On this occasion he’s managed to excel himself with phrases such as ”nothing out of the ordinary”, and suggestions that a man may get ”lonely” and therefore need to take a second wife, or even a third or fourth, as is permissible under Islamic law. But not permissible in Australia – not yet.

It’s alarming that men like Trad and Chami are brazen enough to think that they can open this debate in Australia and expect to be taken seriously.

It’s even more alarming to see that others have added their voice to back them. But perhaps the most disturbing aspect of this discussion is the screaming silence from Muslim women.

Why isn’t Hanifeh Trad using her tightly clenched fists to punch her husband in the mouth, and his hungry groin?

How much humiliation must Muslim women take before they rise up against such abhorrent male attitudes?

I know for every word I use to hurl abuse at the deeply entrenched misogyny in Islam, 1000 words will be fired back by feisty Muslim women, angry at the suggestion that they are in any way oppressed. And I hear those claims. I just can’t see the evidence.

Polygamy is about sex, power and ownership. In Islam – these are all male domains.

Muslim men control sex and take extra wives for legally sanctified sexual variety. The fact that women too crave sexual variety, and have just as strong sexual inclinations as men, is totally absent from the Islamic thinking – or law – that condones polygamy.

Under such a regime women are not sexual beings in and of themselves.

They have no sexual autonomy. They are but objects who corrupt and entice male desires and bare the children. As such, it makes sense to insist they cover and disguise their femininity and any evidence of their inherent sexuality.

By taking a second, third or fourth wife a Muslim man exerts the ultimate power over a woman. Like a commodity in a shop, she can be bought, used, replaced and put back on the shelf.

Pulled down again for a fiddle and a play, or put to work, then put back in the cupboard when she’s no fun, sick or broken.

The potential power play of favouring one wife over another is so obvious it shouldn’t need explaining. But apparently it does.

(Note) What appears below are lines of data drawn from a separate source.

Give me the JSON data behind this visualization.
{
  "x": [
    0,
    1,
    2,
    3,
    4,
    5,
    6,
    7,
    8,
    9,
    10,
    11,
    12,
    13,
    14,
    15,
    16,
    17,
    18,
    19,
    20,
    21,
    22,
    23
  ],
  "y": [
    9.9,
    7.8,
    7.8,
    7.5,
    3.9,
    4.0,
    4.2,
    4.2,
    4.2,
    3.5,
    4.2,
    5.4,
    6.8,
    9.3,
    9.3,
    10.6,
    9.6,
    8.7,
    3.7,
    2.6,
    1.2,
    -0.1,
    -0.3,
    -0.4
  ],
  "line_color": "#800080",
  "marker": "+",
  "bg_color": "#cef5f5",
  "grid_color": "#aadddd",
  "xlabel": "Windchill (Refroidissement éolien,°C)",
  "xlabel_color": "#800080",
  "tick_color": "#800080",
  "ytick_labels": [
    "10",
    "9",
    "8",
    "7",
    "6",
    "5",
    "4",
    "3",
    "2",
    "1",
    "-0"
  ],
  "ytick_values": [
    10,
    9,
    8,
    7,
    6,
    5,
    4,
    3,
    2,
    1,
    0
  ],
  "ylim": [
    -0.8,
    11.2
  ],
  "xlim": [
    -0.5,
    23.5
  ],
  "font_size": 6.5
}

Trad, who is himself the son of his father’s second wife, says his mother and wife No1 were like sisters. Only a blind and deeply foolish man can fail to understand the innate human need and desire for exclusive love.

Perhaps the most galling justification given for polygamy is the claim that the man is somehow ”saving” an unmarried, divorced or widowed woman. The suggestion being that all women need a man to look after them and – more importantly – legitimise their existence.

The underlying assumption that a woman’s life lacks respectability or legitimacy if she does not have a husband, is Islam’s greatest insult against women.

Why do Muslim women not challenge this? Islam’s war against women seems to be getting worse and spreading wider.

Stories of ancient and arcane attitudes are appearing daily in our media: from Iran’s ”morality police” and the vicious crackdown on women’s covering, to public flogging for free flowing hair; to Saudi Arabia’s continued ban on women driving or shopping unaccompanied; to Malaysia’s crackdown on women travelling alone; to law that allows men to divorce by SMS; and now to growing argument to allow polygamy in Australia.

All the signals are that life for Muslim women is going backwards fast. Who will rise up and take a brave stand? Women like Hanifeh Trad? I doubt it, even though her fists remain tightly clenched.

Virginia Haussegger is a Canberra journalist and director of the 50/50 by 2030 Foundation at the University of Canberra.